Neighborhood House, located on Salt Lake’s west side at 1050 West 500 South, was founded in 1894 by former teacher Emma K. McVicker. McVicker hoped to provide children from lower-income neighborhoods with the tools to succeed in main-stream schools with their more privileged peers. Today, Neighborhood House provides the same level of services to the community, providing a multicultural and multilingual environment for pre-school children, after-school programs, and opportunities for older children to work as mentors, as well as adult day car for elderly individuals. Committed to providing resources to enrich the community, Neighborhood House also offers some unusual cultural resources, such as their outdoor Urban Gallery.
The Urban Gallery exists as the artistic transformation of 680 square feet located on the utilitarian doors of Neighborhood House’s garage structures; the project debuting this weekend will feature part of a global art action arranged by internationally renowned artist JR. The artist’s ongoing Inside Out Project features larger-than-life black and white portraits that reveal and share the faces and stories of nearly 10,000 communities around the globe.
Salt Lake will soon join other communities “on the map.” Over the past month, photographer Michael Shoenfeld shot hundreds of individuals from the 84104 and 84116 area codes who responded to Neighborhood House’s call for participants; art instructors from the U of U volunteered their time to help select shots and create a layout for the project. The end result: 80 black and white portraits of local individuals wheat-pasted to the doors over the past week. Executive Director Jacob Brace was introduced to artist JR’s work by a friend, who showed him an article in Juxtapose magazine. Brace says that it was the “broad inclusiveness” and interactive nature of the project that intrigued the staff at Neighborhood House, and spurred the Urban Gallery to move away from previous paint (primarily aerosol) based projects.
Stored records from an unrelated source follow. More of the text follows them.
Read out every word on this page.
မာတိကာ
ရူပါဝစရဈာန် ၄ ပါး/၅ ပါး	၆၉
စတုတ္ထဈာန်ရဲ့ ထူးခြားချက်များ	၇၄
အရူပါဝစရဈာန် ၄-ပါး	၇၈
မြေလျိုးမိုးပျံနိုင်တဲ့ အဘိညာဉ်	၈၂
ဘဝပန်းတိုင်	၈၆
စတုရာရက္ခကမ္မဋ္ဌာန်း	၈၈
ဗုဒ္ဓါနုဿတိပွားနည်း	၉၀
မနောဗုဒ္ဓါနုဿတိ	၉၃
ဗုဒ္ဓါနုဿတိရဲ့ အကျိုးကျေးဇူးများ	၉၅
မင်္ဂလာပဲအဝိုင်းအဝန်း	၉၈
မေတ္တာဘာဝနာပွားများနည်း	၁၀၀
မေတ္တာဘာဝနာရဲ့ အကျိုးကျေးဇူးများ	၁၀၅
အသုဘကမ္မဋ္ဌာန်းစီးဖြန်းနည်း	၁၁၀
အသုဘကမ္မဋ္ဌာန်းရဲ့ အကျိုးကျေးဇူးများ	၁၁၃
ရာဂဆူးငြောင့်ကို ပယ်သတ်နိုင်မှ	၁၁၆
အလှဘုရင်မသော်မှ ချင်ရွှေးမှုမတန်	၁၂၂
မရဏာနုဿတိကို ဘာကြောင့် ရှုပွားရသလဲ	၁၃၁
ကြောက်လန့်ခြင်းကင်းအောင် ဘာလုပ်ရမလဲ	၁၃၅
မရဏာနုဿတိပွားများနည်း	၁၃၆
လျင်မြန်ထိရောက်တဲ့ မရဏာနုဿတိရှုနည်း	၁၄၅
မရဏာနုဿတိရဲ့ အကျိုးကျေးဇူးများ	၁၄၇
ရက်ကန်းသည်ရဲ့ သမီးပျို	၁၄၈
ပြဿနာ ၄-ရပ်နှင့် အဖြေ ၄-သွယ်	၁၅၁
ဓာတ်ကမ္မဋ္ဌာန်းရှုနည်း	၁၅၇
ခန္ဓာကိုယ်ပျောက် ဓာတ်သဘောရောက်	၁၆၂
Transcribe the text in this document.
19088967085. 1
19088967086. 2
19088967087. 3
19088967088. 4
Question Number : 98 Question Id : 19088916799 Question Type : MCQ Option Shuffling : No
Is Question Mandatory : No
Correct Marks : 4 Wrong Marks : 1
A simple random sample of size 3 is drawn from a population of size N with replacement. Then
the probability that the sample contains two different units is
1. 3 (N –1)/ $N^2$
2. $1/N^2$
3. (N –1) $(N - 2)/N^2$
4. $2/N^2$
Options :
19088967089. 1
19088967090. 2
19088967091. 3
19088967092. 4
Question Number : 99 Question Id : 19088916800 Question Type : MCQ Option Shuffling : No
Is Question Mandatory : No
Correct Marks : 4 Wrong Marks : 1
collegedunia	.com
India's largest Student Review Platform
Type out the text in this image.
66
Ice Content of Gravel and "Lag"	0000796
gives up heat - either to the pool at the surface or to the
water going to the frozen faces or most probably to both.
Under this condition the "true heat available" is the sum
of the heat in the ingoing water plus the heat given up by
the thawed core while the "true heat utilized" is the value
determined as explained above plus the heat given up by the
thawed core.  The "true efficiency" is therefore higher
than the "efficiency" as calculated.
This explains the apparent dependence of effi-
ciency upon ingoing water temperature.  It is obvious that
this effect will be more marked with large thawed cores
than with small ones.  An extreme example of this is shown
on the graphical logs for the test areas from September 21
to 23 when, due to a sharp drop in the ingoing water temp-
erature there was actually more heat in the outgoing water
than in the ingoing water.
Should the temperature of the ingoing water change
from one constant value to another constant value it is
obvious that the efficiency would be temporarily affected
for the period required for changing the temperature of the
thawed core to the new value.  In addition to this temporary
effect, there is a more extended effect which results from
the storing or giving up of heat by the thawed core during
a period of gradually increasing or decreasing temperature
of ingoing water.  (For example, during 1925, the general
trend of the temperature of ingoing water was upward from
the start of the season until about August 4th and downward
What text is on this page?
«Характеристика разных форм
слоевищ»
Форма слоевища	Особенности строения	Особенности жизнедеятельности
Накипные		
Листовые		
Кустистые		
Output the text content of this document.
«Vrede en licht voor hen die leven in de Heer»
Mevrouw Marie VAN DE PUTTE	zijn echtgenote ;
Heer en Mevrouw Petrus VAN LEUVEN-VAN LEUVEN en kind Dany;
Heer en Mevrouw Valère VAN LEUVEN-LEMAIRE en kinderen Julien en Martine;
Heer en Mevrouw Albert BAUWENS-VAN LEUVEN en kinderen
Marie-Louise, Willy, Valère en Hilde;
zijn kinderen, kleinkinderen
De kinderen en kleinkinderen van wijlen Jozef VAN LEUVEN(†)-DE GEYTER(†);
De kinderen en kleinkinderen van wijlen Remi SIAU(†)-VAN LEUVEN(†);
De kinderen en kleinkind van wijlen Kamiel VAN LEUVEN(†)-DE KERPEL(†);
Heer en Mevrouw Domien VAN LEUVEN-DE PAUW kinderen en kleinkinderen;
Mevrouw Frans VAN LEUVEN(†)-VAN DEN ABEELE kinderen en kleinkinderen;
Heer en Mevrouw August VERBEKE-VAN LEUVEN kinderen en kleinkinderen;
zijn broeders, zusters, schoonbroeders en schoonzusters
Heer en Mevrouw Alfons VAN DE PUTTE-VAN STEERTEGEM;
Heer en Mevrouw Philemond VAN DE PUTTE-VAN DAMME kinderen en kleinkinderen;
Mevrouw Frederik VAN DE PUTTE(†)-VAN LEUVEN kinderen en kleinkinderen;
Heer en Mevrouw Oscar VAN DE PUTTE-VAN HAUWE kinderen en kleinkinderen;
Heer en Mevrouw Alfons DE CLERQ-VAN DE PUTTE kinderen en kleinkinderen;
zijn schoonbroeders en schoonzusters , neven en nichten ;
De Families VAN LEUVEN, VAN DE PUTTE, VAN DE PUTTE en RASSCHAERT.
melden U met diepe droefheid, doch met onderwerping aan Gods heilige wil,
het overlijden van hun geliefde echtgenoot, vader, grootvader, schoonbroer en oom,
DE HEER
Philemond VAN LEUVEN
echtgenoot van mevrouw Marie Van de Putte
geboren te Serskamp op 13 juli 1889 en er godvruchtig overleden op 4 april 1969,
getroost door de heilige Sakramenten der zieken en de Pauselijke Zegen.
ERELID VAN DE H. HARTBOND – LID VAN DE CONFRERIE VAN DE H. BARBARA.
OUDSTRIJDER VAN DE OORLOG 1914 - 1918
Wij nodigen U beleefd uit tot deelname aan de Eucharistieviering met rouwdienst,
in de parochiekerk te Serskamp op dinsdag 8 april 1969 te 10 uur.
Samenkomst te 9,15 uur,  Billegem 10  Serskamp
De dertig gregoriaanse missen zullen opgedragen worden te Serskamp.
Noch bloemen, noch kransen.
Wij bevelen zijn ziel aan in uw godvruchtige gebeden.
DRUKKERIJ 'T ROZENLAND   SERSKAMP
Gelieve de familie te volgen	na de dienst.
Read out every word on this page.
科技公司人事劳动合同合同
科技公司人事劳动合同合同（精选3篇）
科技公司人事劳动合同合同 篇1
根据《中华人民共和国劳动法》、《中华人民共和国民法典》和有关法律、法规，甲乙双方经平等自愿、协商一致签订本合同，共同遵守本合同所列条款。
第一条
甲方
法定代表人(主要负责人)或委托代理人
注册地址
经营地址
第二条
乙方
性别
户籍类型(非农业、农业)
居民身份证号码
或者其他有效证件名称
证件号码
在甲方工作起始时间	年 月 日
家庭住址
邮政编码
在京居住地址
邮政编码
Brace hopes that viewers will appreciate the project not only for its artistic value, but for its community-building value.
The imagery is up just in time for Neighborhood House’s annual fundraising event, the Tent Party, which will take place this Saturday, September 22. But the entire process and completed project will also be documented on the Inside Out Project website, where viewers around the globe will be able to get to know Salt Lake’s diverse and unique people.